Section 52 turns to an examination of the principle of fairness and Rawls opens the section with the bold claim that "all obligations arise" from this principle. Fairness is what mandates that cooperative ventures should involve similar acquiescences with regard to restrictions on conduct. Hence obligations arise only given that the right background conditions are secured. By contrast, unjust arrangements are a form of extortion so that consent to them is not of a form that can be said to really be binding on conduct.

However, it might be argued that assuming that the natural duties hold then it follows that there is no requirement for an additional principle of fairness. Whilst this has some merit with regard to the basic structure, however, it has none in regard to voluntary conduct of citizens in relation to each other. Rawls also distinguishes between obligations and duties on the grounds that they arise in different ways. So the better-placed members of societies are more likely to emerge as its rulers and this binds them more tightly than others to the scheme of justice. This form of being bound is what we can view as the imposition of "obligations" upon these citizens whilst "duties" refer to the more general and varied considerations that were adduced in section 51. Viewed this way it is in relation to the general principle of fairness that obligations are best understood as generated and regulated whilst duties are preferably understood as governed by the reference to natural duty.

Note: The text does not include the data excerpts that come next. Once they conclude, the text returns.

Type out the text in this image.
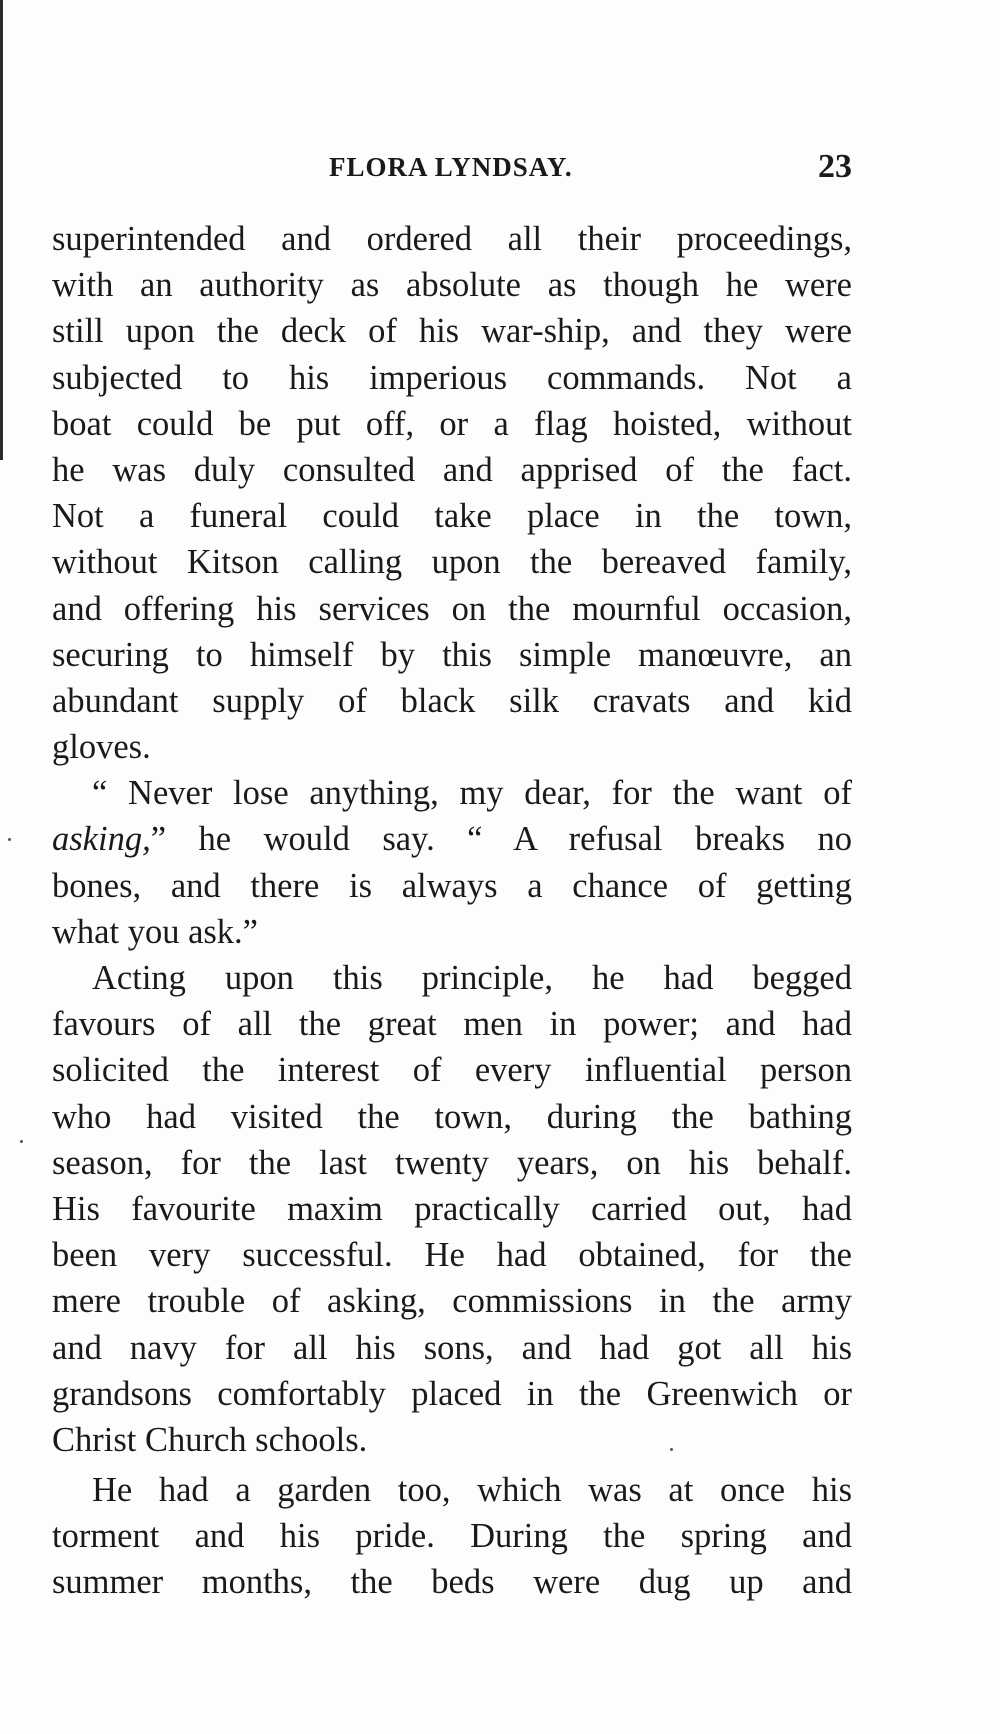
FLORA LYNDSAY.	23
superintended and ordered all their proceedings,
with an authority as absolute as though he were
still upon the deck of his war-ship, and they were
subjected to his imperious commands. Not a
boat could be put off, or a flag hoisted, without
he was duly consulted and apprised of the fact.
Not a funeral could take place in the town,
without Kitson calling upon the bereaved family,
and offering his services on the mournful occasion,
securing to himself by this simple manœuvre, an
abundant supply of black silk cravats and kid
gloves.
“ Never lose anything, my dear, for the want of
asking,” he would say. “ A refusal breaks no
bones, and there is always a chance of getting
what you ask.”
Acting upon this principle, he had begged
favours of all the great men in power; and had
solicited the interest of every influential person
who had visited the town, during the bathing
season, for the last twenty years, on his behalf.
His favourite maxim practically carried out, had
been very successful. He had obtained, for the
mere trouble of asking, commissions in the army
and navy for all his sons, and had got all his
grandsons comfortably placed in the Greenwich or
Christ Church schools.
He had a garden too, which was at once his
torment and his pride. During the spring and
summer months, the beds were dug up and
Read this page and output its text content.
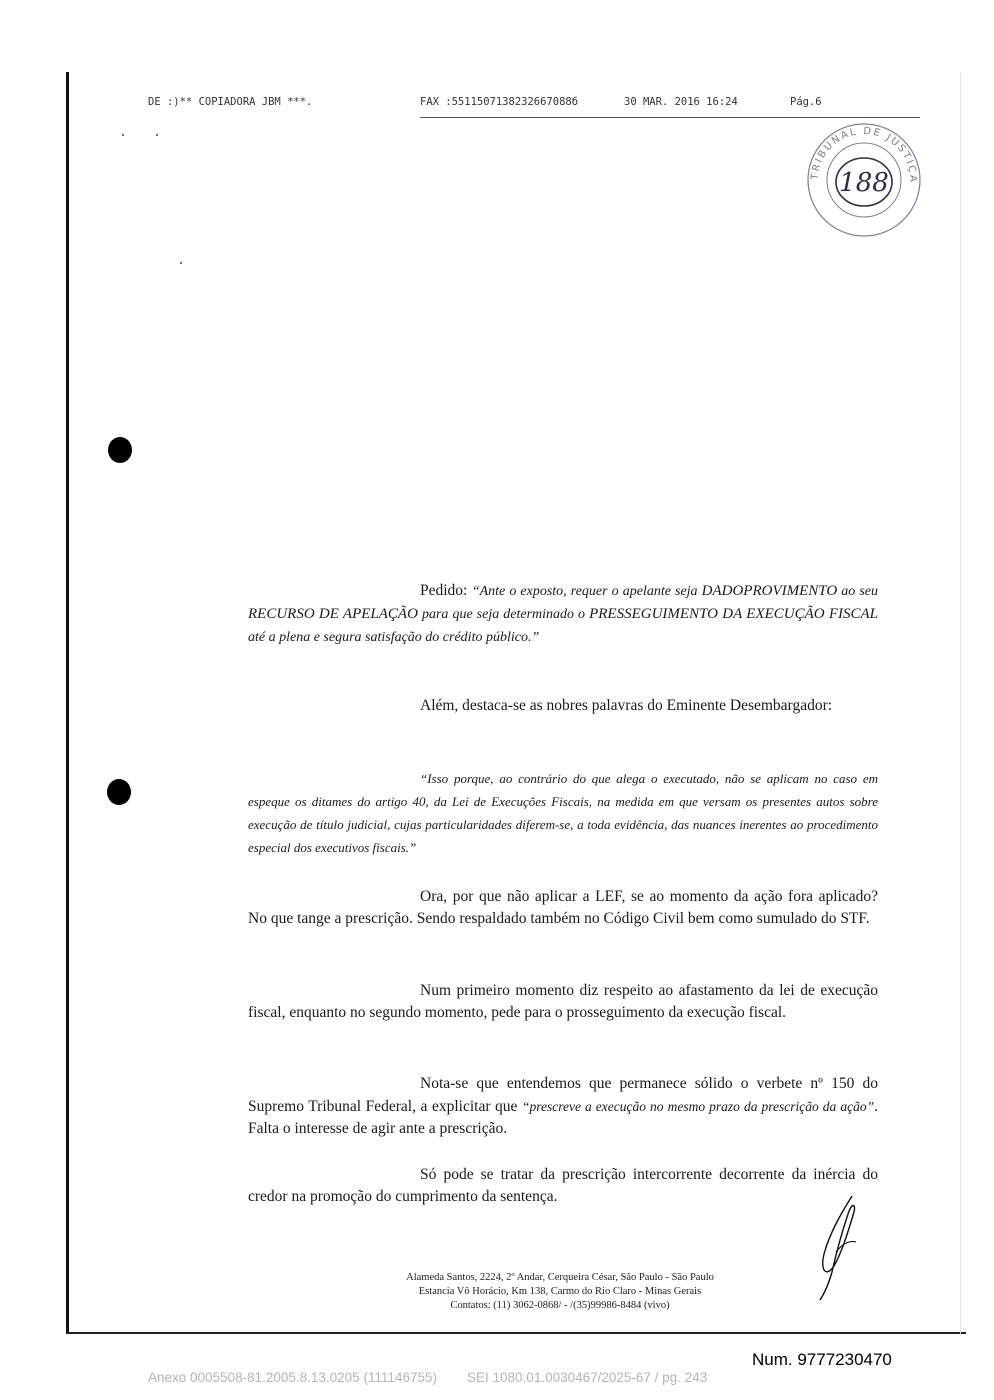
DE :)** COPIADORA JBM ***.	FAX :5511507138232667088б	30 MAR. 2016 16:24	Pág.6
TRIBUNAL DE JUSTIÇA
188

Pedido: “Ante o exposto, requer o apelante seja DADOPROVIMENTO ao seu RECURSO DE APELAÇÃO para que seja determinado o PRESSEGUIMENTO DA EXECUÇÃO FISCAL até a plena e segura satisfação do crédito público.”

Além, destaca-se as nobres palavras do Eminente Desembargador:

“Isso porque, ao contrário do que alega o executado, não se aplicam no caso em espeque os ditames do artigo 40, da Lei de Execuções Fiscais, na medida em que versam os presentes autos sobre execução de título judicial, cujas particularidades diferem-se, a toda evidência, das nuances inerentes ao procedimento especial dos executivos fiscais.”

Ora, por que não aplicar a LEF, se ao momento da ação fora aplicado? No que tange a prescrição. Sendo respaldado também no Código Civil bem como sumulado do STF.

Num primeiro momento diz respeito ao afastamento da lei de execução fiscal, enquanto no segundo momento, pede para o prosseguimento da execução fiscal.

Nota-se que entendemos que permanece sólido o verbete nº 150 do Supremo Tribunal Federal, a explicitar que “prescreve a execução no mesmo prazo da prescrição da ação”. Falta o interesse de agir ante a prescrição.

Só pode se tratar da prescrição intercorrente decorrente da inércia do credor na promoção do cumprimento da sentença.

Alameda Santos, 2224, 2º Andar, Cerqueira César, São Paulo - São Paulo
Estancia Vô Horácio, Km 138, Carmo do Rio Claro - Minas Gerais
Contatos: (11) 3062-0868/ - /(35)99986-8484 (vivo)
Num. 9777230470
Anexo 0005508-81.2005.8.13.0205 (111146755)        SEI 1080.01.0030467/2025-67 / pg. 243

Rawls fills out this distinction by describing promising as a form of conduct that is governed by the principle of fairness. Promising expresses a general intent to perform an action as an obligation voluntarily undertaken on the basis that when others give one promises there is a similar expectation that they will be fulfilled. This assumes certain general conditions of "normal" promising are met. When the practice of promising is just it assumes voluntary and stable conditions apply and these conditions are what make the practice a just one. But the rule of promising is not itself expressive of a commitment to fidelity since it simply, on Rawls' view, states a convention whereas the moral principle in question is that of fidelity, a principle that is based upon the principle of fairness.

Promising is, however, something that is done with a public intention of incurring an obligation and this is integral to it being governed by the principle of fidelity. We both want the practice that expresses such an obligation to exist and we expect others to be aware of our willingness to be governed by the obligation in question. So the practice requires mutual confidence to make sense. Such confidence and trust allow for mutually advantageous schemes of cooperation to develop. This is why the principle of fairness can be seen to be one that would be agreed to in the original position.

However it is interesting to bring out that it is an important consequence of Rawls' view of fairness that institutions do not, in themselves, mandate moral requirements. We have seen this in the case of promising as the rules of it are not equivalent for Rawls to the principle of fidelity. It is only by assumption of the principle of fairness that the latter arises, it cannot be assumed simply on the basis of the rules of promises alone but is rather what regulates these rules and gives them moral sense. So moral reasons are those which enable a judgment to be made that refers us to generic principles as governing our practices.